IDH   23901
INSTITUTO DE HUMANIDADES
Unidad Ejecutora - UE
congresos y reuniones científicas
Título:
Music in the Colonial "Republic of Indians": appropriations, resistance, success stories
Autor/es:
LEONARDO J. WAISMAN
Lugar:
Oxford
Reunión:
Seminario; Latin American History Seminar; 2016
Institución organizadora:
University of Oxford
Resumen:
Musicology's interest in Latin American Colonial music started with two foci: pre-Columbian musical practices and instruments (a field restricted by the scarcity of evidence) and cathedral music in the main Spanish settlements.
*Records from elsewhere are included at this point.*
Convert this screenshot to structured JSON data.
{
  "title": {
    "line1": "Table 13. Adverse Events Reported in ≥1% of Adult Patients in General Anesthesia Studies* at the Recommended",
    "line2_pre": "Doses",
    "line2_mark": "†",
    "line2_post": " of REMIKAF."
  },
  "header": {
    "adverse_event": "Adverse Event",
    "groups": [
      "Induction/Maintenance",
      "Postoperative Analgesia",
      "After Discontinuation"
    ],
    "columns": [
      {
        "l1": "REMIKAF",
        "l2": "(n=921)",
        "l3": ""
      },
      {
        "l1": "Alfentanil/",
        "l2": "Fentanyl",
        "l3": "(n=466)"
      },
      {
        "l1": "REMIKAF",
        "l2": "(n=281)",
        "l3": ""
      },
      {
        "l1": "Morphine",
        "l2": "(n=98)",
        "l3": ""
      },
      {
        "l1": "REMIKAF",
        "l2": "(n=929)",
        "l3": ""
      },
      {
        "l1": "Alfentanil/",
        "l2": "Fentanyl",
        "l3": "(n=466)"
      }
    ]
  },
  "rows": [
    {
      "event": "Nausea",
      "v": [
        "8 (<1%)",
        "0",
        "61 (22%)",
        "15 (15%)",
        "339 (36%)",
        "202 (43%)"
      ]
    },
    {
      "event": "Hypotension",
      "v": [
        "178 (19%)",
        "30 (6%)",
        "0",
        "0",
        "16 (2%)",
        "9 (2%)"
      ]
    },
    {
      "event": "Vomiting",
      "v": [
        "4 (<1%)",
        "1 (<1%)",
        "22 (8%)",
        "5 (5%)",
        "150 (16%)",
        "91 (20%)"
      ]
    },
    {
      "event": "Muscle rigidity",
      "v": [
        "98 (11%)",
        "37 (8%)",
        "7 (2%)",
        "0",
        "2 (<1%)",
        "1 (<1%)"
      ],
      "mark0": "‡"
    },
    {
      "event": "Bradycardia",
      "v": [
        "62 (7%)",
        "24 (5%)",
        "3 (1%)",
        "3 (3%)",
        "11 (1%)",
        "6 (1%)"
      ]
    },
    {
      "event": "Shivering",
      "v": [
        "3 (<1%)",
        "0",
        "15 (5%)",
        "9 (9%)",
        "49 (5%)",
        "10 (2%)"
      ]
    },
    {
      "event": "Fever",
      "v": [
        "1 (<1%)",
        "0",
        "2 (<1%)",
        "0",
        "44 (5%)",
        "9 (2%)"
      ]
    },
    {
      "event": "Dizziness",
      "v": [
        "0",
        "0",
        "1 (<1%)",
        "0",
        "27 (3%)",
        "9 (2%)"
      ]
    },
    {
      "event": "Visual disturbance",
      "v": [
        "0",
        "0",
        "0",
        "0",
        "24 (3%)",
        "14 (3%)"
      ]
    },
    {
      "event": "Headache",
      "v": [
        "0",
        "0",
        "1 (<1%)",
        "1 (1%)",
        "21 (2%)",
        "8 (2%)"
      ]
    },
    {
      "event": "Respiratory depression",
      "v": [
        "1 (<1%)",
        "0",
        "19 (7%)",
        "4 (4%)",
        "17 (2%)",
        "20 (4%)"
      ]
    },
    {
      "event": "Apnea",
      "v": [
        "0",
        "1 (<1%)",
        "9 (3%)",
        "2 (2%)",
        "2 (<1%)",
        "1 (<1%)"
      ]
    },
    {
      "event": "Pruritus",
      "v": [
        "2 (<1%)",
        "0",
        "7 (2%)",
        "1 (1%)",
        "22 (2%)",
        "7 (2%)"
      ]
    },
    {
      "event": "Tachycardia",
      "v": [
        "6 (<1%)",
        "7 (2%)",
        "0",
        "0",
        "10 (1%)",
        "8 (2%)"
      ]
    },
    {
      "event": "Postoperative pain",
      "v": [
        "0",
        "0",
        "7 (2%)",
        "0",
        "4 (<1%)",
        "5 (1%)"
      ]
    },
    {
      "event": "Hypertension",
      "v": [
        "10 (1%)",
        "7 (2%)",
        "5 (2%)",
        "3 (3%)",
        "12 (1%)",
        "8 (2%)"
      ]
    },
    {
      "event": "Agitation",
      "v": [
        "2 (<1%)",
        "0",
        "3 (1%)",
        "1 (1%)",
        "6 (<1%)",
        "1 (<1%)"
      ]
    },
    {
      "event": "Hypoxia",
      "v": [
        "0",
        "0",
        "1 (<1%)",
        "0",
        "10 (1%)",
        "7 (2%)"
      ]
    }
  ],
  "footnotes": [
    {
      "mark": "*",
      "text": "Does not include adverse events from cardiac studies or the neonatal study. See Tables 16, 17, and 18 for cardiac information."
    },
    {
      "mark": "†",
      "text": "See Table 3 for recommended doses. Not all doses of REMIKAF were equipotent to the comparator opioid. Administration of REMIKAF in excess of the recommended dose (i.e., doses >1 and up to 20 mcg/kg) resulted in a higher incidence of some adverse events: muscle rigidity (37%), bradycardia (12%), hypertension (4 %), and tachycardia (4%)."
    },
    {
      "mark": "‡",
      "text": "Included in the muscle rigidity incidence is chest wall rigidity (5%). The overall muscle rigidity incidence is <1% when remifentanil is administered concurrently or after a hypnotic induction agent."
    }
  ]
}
Recently, attempts have been made and inroads have appeared to widen the scope of inquiry, to cover other areas: smaller musical institutions and secular musical practices in Spanish towns (including the music of black Americans) on one side, and the República de Indios on the other. This was the legal umbrella that covered rural and urban settlements of the aboriginal ethnic groups, subject to laws and customs different from those of the Spaniards. Their musical practices, variously described as worthy of comparison with the best in Europe or as poor and miserable, are worthy of study for their originality, their status as places of (unbalanced) cultural transfers, and the mechanics of their subaltern position. Musical manuscripts and verbal documents discovered in the last decades give us an opportunity to glimpse at this interesting and multifarious world.